The offer came from an insurgent known as Mullah Sadiq, who had been on the U.S. kill-capture list since 2005. [Lt. Col. Robert B.] Brown assumed that some fighters aligned with Sadiq had taken part in the assault.

Sadiq wanted 50 assault rifles, $20,000 and a promise that U.S. forces would not kill him. In return, he promised to turn against more-radical Taliban insurgents and to begin to work with the Afghan government.

Sadiq’s proposition gave Brown a chance, however tentative, to achieve a victory of sorts in his corner of Afghanistan and redeem the loss of his men.

"This has the potential to work," Brown told his commander.

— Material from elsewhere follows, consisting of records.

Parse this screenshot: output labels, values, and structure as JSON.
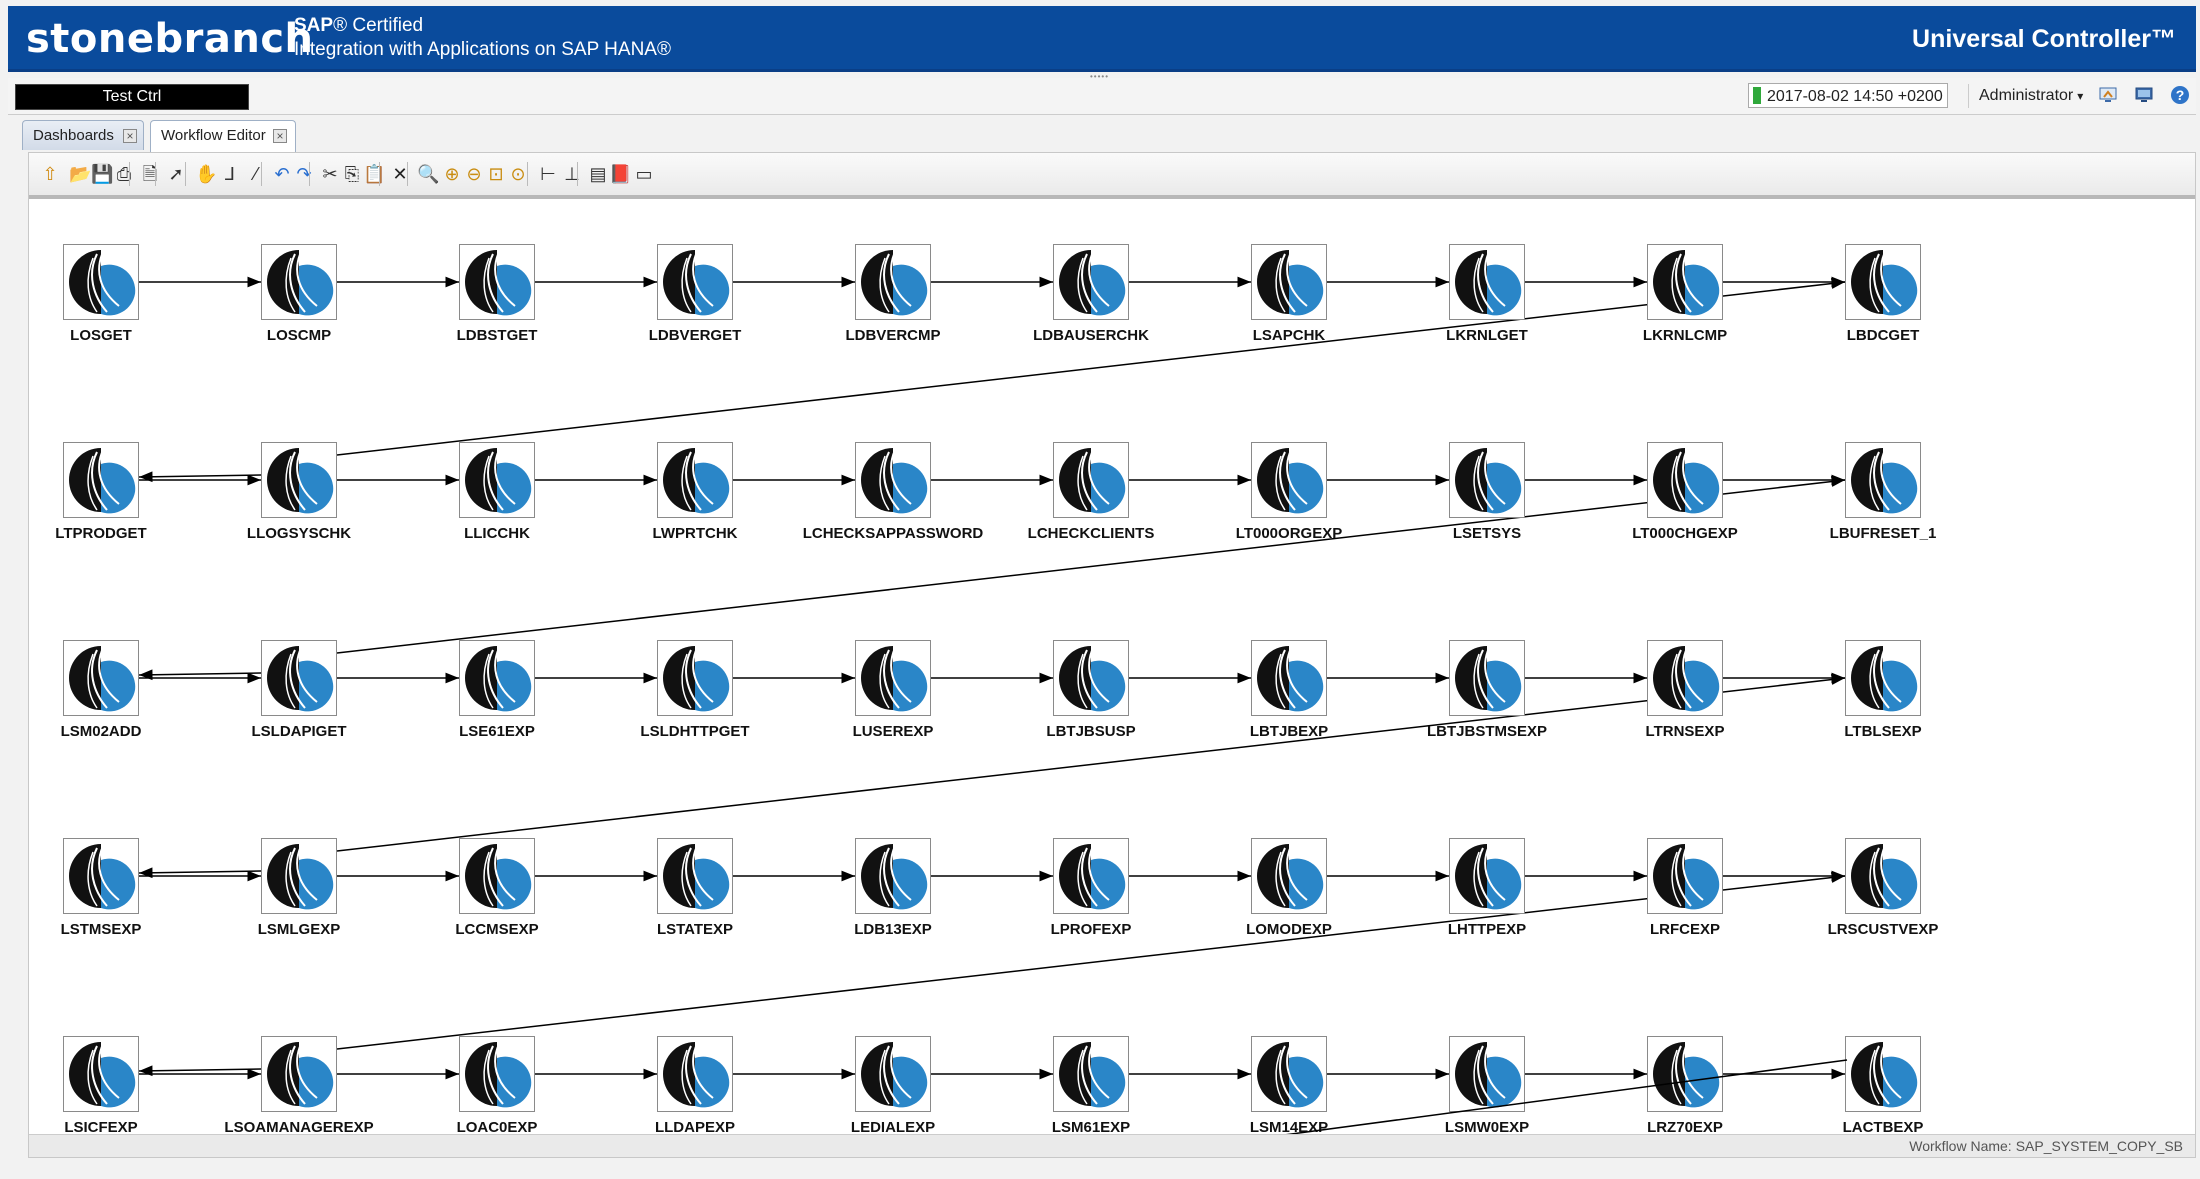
{
  "banner": {
    "brand": "stonebranch",
    "sap_line1": "SAP",
    "sap_line1_suffix": "® Certified",
    "sap_line2": "Integration with Applications on SAP HANA®",
    "product": "Universal Controller™",
    "color": "#0a4b9c"
  },
  "topbar": {
    "controller_name": "Test Ctrl",
    "timestamp": "2017-08-02 14:50 +0200",
    "status_color": "#2fa83b",
    "user": "Administrator",
    "icons": [
      "home-monitor-icon",
      "screen-icon",
      "help-icon"
    ]
  },
  "tabs": [
    {
      "label": "Dashboards",
      "active": false
    },
    {
      "label": "Workflow Editor",
      "active": true
    }
  ],
  "toolbar": {
    "buttons": [
      "up-arrow-icon",
      "open-folder-icon",
      "save-icon",
      "print-icon",
      "print-preview-icon",
      "select-pointer-icon",
      "pan-hand-icon",
      "connector-elbow-icon",
      "connector-straight-icon",
      "undo-icon",
      "redo-icon",
      "cut-icon",
      "copy-icon",
      "paste-icon",
      "delete-icon",
      "zoom-icon",
      "zoom-in-icon",
      "zoom-out-icon",
      "zoom-fit-icon",
      "zoom-actual-icon",
      "layout-horizontal-icon",
      "layout-tree-icon",
      "properties-icon",
      "book-icon",
      "monitor-icon"
    ]
  },
  "workflow": {
    "name_label": "Workflow Name:",
    "name": "SAP_SYSTEM_COPY_SB",
    "rows": [
      [
        "LOSGET",
        "LOSCMP",
        "LDBSTGET",
        "LDBVERGET",
        "LDBVERCMP",
        "LDBAUSERCHK",
        "LSAPCHK",
        "LKRNLGET",
        "LKRNLCMP",
        "LBDCGET"
      ],
      [
        "LTPRODGET",
        "LLOGSYSCHK",
        "LLICCHK",
        "LWPRTCHK",
        "LCHECKSAPPASSWORD",
        "LCHECKCLIENTS",
        "LT000ORGEXP",
        "LSETSYS",
        "LT000CHGEXP",
        "LBUFRESET_1"
      ],
      [
        "LSM02ADD",
        "LSLDAPIGET",
        "LSE61EXP",
        "LSLDHTTPGET",
        "LUSEREXP",
        "LBTJBSUSP",
        "LBTJBEXP",
        "LBTJBSTMSEXP",
        "LTRNSEXP",
        "LTBLSEXP"
      ],
      [
        "LSTMSEXP",
        "LSMLGEXP",
        "LCCMSEXP",
        "LSTATEXP",
        "LDB13EXP",
        "LPROFEXP",
        "LOMODEXP",
        "LHTTPEXP",
        "LRFCEXP",
        "LRSCUSTVEXP"
      ],
      [
        "LSICFEXP",
        "LSOAMANAGEREXP",
        "LOAC0EXP",
        "LLDAPEXP",
        "LEDIALEXP",
        "LSM61EXP",
        "LSM14EXP",
        "LSMW0EXP",
        "LRZ70EXP",
        "LACTBEXP"
      ]
    ]
  }
}
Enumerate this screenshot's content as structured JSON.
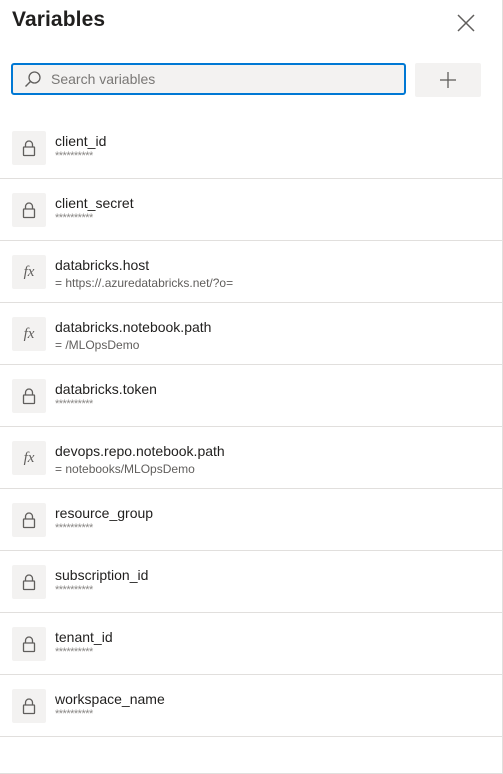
{
  "panel": {
    "title": "Variables",
    "close_icon": "close-icon",
    "accent_color": "#0078d4"
  },
  "search": {
    "placeholder": "Search variables",
    "value": "",
    "icon": "search-icon"
  },
  "add_button": {
    "icon": "plus-icon"
  },
  "variables": [
    {
      "name": "client_id",
      "value": "**********",
      "icon": "lock-icon",
      "secret": true
    },
    {
      "name": "client_secret",
      "value": "**********",
      "icon": "lock-icon",
      "secret": true
    },
    {
      "name": "databricks.host",
      "value": "= https://.azuredatabricks.net/?o=",
      "icon": "fx-icon",
      "secret": false
    },
    {
      "name": "databricks.notebook.path",
      "value": "= /MLOpsDemo",
      "icon": "fx-icon",
      "secret": false
    },
    {
      "name": "databricks.token",
      "value": "**********",
      "icon": "lock-icon",
      "secret": true
    },
    {
      "name": "devops.repo.notebook.path",
      "value": "= notebooks/MLOpsDemo",
      "icon": "fx-icon",
      "secret": false
    },
    {
      "name": "resource_group",
      "value": "**********",
      "icon": "lock-icon",
      "secret": true
    },
    {
      "name": "subscription_id",
      "value": "**********",
      "icon": "lock-icon",
      "secret": true
    },
    {
      "name": "tenant_id",
      "value": "**********",
      "icon": "lock-icon",
      "secret": true
    },
    {
      "name": "workspace_name",
      "value": "**********",
      "icon": "lock-icon",
      "secret": true
    }
  ]
}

This is the kind of creative thinking and perspective-shifting that our troops are faced with every day in Iraq and Afghanistan, and everywhere else we’ll deploy the SysAdmin force.  Those who are considered enemies can be, in these messy and shifting situations, our allies, and all for far less than the cost of having a single soldier in theater.  The fact that our Lt. Col. Brown warmed to this proposal, even from a first-tier or flatland perspective on development, is a powerful testament to his own openness and creativity, and makes me incredibly happy that he’s on our side.

Imagine how many more commanders would be able to make this leap if they knew a little bit about vertical development?  What if we trained our military leaders with the basics of Integral philosophy?  What if they had at least heard of the idea of Spiral Dynamics or developmental psychology?

All of this is coming, I promise.  The military is incredibly fast to adopt useful ideas and run with them.  And with that will come a smoother, more predictable and repeatable SysAdmin process wherever it’s required.